Jako rodowity Krakus nie mogę nie spytać o rolę Krakowa w "Blerze". Czy będzie ograniczona jedynie do efektownej dekoracji?
Z początku jest to dekoracja a potem... prawdopodobnie wysadzę go w powietrze, oczywiście tylko na kartach komiksu. Dużo jest Krakowa w tym komiksie, ale bez specjalnego zadęcia. Użycie konkretnego polskiego miasta wzmacnia kontrasty, o których pokazanie chodziło mi w tej historii. Żeby wrzucić obcy kulturowo twór w realistyczne, rodzime otoczenie i zobaczyć, jak będzie sobie radził. Gdybym mieszkał w Warszawie czy Elblągu, pewnie akcja toczyła by się właśnie tam i efekt byłby podobny.
"Bler"… i co dalej? Wygrzebujesz kolejne niedokończone, planowane, odłożone projekty z szuflady ("Hamlet", "Aadred"?) czy bierzesz się za coś zupełnie nowego?

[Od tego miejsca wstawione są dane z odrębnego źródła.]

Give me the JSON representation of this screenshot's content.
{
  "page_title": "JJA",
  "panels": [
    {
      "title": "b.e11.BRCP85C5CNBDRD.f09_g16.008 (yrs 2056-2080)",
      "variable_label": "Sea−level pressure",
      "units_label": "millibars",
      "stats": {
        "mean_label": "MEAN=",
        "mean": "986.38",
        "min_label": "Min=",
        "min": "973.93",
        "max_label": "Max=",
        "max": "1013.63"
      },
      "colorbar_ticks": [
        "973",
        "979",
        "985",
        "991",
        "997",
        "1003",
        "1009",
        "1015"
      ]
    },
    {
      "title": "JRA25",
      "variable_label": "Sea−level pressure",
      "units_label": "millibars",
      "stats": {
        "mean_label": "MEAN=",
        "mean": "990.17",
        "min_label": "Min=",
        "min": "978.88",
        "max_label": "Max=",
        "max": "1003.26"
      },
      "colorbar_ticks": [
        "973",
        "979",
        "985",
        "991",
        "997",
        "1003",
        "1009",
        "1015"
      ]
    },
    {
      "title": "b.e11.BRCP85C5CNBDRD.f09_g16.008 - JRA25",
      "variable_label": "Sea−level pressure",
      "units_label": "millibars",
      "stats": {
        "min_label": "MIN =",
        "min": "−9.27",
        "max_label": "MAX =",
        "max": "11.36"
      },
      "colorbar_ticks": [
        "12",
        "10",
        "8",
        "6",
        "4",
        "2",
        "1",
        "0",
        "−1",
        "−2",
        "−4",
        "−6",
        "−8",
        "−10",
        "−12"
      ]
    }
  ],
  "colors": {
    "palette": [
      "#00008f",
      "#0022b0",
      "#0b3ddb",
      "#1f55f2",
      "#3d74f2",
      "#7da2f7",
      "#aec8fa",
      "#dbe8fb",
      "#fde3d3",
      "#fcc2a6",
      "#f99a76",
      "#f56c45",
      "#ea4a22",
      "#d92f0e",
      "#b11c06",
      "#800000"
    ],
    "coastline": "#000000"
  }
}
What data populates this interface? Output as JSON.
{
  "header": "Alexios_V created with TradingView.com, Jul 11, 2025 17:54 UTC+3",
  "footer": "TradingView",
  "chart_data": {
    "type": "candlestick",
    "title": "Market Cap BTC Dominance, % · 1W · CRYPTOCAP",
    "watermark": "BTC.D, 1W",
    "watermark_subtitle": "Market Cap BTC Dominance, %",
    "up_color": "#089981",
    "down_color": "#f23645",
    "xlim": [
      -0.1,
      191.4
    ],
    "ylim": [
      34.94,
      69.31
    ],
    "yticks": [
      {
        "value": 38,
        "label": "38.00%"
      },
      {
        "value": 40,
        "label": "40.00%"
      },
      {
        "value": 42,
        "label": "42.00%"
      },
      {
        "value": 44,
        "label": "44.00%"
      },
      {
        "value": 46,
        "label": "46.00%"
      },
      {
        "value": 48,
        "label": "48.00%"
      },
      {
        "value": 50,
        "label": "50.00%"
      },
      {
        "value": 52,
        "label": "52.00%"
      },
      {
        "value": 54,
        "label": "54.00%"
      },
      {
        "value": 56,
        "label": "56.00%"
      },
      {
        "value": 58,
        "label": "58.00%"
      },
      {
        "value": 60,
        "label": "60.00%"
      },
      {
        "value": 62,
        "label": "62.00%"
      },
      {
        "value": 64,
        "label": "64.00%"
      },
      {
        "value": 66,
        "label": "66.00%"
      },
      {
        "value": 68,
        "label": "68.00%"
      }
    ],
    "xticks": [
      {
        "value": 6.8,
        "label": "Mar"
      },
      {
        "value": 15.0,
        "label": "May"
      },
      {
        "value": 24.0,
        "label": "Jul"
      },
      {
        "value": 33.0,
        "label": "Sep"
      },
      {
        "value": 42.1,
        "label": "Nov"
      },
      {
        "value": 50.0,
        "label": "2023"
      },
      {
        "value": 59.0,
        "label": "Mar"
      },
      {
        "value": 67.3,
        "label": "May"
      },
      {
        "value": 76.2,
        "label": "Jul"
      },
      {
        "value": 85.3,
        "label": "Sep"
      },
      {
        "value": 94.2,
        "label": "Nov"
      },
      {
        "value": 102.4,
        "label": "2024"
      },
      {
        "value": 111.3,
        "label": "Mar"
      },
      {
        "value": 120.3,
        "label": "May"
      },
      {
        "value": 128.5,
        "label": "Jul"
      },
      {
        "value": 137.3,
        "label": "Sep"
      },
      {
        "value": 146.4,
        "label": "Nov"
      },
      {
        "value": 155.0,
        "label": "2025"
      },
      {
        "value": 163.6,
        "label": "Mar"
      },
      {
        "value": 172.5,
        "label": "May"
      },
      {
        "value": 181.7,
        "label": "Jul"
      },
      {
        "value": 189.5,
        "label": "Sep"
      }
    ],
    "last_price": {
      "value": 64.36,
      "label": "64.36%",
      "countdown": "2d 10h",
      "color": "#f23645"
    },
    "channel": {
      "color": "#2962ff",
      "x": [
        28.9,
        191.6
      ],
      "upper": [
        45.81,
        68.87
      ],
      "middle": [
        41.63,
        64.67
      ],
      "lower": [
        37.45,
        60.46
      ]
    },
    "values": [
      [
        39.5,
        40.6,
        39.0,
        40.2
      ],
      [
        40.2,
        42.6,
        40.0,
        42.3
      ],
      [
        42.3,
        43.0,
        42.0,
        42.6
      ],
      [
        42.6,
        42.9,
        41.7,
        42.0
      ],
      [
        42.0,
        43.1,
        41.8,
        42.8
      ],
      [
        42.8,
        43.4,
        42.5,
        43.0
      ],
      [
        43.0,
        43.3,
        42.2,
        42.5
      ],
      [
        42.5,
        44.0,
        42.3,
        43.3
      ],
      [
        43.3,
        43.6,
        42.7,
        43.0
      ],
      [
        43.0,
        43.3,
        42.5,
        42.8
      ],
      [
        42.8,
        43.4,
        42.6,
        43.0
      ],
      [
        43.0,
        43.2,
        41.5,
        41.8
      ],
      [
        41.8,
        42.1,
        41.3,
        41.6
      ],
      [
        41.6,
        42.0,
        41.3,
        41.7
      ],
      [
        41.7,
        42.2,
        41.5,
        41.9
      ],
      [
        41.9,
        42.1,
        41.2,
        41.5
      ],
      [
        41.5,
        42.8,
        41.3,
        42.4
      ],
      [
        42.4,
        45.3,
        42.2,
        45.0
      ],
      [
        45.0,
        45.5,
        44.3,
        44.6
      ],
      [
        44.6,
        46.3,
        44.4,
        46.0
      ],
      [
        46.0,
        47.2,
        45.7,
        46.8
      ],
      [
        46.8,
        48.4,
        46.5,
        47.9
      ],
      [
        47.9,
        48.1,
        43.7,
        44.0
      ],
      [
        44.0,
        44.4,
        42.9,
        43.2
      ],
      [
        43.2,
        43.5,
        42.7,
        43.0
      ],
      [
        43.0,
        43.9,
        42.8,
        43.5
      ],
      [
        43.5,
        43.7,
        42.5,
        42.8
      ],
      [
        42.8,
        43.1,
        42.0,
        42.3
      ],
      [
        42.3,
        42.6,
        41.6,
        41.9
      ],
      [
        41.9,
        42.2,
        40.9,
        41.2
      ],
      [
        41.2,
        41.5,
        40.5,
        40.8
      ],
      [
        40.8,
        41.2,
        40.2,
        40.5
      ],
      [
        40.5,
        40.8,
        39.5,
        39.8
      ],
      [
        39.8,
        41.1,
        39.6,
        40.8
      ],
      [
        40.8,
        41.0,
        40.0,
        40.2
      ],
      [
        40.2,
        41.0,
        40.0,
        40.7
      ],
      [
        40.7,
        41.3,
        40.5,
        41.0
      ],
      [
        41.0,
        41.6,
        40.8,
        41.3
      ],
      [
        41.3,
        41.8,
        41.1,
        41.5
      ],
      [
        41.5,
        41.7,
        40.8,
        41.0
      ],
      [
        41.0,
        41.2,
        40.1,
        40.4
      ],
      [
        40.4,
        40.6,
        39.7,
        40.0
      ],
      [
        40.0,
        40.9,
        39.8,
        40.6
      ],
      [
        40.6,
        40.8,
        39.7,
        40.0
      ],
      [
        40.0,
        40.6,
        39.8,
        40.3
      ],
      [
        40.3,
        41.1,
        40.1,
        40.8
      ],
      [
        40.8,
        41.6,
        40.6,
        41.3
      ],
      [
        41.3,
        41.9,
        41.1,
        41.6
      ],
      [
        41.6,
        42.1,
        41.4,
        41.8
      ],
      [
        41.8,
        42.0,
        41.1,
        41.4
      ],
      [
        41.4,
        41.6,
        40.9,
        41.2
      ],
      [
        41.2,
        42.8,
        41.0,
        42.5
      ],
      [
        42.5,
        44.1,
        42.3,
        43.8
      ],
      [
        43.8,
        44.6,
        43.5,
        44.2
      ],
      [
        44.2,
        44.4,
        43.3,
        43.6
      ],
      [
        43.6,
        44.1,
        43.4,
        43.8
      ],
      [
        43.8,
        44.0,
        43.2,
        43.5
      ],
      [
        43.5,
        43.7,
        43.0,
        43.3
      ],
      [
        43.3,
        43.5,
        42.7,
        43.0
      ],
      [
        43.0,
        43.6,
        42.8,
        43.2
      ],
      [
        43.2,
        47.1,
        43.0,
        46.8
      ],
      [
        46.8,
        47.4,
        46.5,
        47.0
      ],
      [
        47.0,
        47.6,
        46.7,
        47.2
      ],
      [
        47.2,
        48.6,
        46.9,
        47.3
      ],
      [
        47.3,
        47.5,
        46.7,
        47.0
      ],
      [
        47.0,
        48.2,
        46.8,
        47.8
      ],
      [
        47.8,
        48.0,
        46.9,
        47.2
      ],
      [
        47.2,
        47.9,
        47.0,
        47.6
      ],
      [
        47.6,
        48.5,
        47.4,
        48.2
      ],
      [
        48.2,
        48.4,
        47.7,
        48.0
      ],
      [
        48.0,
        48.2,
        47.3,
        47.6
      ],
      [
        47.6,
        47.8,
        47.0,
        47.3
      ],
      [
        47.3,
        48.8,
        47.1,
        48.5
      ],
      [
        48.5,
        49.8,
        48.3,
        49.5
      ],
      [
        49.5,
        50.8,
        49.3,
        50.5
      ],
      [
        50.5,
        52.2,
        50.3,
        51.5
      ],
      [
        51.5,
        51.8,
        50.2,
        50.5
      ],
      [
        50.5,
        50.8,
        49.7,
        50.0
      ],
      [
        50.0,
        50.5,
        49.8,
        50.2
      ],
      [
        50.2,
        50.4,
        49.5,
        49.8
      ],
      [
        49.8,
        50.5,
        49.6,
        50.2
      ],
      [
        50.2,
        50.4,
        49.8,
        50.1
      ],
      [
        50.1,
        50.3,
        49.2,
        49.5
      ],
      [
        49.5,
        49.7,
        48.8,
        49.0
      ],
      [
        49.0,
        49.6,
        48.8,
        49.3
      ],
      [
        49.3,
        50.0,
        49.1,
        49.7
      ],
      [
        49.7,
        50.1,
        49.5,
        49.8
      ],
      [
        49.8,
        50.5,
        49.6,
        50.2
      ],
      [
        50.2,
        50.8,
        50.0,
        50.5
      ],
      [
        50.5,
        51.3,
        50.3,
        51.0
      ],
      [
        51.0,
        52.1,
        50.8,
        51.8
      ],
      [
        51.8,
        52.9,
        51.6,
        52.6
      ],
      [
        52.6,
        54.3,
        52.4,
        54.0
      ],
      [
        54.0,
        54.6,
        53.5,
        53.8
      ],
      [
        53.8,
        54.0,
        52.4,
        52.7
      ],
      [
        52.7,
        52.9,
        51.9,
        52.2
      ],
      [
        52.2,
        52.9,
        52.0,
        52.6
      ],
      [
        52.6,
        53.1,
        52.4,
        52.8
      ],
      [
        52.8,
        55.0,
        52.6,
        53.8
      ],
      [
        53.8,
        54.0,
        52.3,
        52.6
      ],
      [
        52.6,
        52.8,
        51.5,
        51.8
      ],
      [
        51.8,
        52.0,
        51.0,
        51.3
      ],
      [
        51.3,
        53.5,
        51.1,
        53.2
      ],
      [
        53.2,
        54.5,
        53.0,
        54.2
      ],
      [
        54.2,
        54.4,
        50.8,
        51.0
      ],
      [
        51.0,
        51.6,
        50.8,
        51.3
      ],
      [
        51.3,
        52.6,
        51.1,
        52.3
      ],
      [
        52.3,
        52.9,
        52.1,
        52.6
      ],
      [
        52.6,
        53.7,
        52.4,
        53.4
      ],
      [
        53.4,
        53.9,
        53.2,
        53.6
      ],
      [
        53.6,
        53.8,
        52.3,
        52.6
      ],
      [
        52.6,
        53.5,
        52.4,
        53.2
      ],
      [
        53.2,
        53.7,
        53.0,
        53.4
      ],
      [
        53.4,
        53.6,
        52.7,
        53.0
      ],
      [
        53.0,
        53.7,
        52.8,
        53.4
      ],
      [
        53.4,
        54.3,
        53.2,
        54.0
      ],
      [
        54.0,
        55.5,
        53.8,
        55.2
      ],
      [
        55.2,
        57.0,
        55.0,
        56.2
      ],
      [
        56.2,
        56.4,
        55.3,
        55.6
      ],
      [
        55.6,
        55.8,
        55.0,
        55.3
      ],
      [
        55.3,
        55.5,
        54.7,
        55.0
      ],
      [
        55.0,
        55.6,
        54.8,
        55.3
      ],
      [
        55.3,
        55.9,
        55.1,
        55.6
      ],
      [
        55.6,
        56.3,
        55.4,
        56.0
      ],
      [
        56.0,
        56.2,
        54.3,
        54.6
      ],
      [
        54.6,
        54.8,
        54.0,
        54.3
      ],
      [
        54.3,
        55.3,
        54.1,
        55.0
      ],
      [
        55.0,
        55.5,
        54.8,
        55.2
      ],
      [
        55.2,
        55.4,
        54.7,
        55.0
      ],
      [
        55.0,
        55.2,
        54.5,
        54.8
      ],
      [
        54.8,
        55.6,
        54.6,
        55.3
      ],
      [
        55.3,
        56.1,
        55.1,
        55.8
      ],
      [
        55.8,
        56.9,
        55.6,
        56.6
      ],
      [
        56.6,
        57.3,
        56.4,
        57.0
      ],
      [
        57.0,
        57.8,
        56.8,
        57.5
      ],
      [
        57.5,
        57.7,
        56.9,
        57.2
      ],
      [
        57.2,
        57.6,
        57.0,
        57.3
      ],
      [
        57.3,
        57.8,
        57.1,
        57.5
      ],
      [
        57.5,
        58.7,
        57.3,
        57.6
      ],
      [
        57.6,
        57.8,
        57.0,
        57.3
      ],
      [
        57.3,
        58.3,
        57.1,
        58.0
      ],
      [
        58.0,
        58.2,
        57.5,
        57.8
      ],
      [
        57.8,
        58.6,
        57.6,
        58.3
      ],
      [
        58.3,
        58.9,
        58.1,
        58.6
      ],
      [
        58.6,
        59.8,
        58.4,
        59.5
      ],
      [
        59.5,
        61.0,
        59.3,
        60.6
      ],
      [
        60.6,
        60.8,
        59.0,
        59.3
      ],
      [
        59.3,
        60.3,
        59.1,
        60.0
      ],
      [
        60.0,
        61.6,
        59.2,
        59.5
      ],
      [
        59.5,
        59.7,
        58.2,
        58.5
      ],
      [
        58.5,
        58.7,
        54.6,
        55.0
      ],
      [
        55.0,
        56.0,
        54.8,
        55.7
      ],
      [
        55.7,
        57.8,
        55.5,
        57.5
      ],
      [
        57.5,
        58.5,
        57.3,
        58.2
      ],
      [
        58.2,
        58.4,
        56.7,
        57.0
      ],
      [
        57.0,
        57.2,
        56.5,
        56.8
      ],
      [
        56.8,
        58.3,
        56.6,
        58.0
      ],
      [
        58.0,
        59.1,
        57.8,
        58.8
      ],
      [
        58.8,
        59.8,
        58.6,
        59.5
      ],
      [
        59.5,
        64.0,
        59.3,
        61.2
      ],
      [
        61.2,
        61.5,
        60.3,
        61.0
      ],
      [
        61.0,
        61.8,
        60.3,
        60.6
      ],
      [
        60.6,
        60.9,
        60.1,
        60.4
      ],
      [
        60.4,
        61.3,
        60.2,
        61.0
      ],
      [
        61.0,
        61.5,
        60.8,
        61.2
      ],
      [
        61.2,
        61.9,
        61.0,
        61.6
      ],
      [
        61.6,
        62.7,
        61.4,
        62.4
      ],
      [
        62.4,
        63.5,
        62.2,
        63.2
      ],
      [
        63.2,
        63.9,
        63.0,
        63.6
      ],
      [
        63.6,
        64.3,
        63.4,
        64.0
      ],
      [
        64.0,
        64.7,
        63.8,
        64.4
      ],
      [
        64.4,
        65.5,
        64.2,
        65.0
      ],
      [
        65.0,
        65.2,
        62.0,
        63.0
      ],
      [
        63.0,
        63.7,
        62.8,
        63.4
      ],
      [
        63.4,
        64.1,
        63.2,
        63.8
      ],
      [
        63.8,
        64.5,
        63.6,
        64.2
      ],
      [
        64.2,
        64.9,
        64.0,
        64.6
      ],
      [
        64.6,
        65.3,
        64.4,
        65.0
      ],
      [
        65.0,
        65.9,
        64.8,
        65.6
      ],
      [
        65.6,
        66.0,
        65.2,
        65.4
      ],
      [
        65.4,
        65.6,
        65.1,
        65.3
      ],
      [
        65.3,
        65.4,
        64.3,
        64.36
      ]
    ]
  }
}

Najpierw spróbuje skończyć "Blera" a potem... sam nie wiem. Może w ogóle przestanę rysować komiksy i zajmę się czymś pożytecznym? Może będzie koniec świata i nie będę musiał już się tym martwić? Na pewno "Hamlet" to dobry trop, a "Aadreda" chętnie zrobiłbym z innym rysownikiem, albo nawet rysowniczką. Czas pokaże. Marzy mi się także zrobienie komiksu biograficznego o Jerzym Wróblewskim. Myślę, że akurat ten autor zasłużył, żeby o nim pamiętać. Jeśli wpadnę na jakiś frapujący temat to kto wie, co jeszcze powstanie, może przygody tablicy Mendelejewa?
Niewiele osób wie, że nawiązałeś współpracę z "Bluszczem", kobiecym magazynem "z ambicjami". Mógłbyś nieco więcej opowiedzieć o robieniu komiksu dla tytułu o wysokim nakładzie, dla tzw. masowego odbiorcy?
Na pewno mogę powiedzieć, jak nie robić komiksu do takiego pisma. A poważniej... redaktorzy "Bluszcza" dawali nam – mnie i scenarzystom – całkowicie wolną rękę. Z początku podchodzili bardzo entuzjastycznie do wszystkiego, co dostawali. Z czasem nasze cele i ambicje nieco się rozjechały, a zaraz potem rozeszły się tez drogi. Z tego co wiem, nie ma teraz już w "Bluszczu" komiksu, za to w jego miejsce jest kolejny, ciekawy felieton.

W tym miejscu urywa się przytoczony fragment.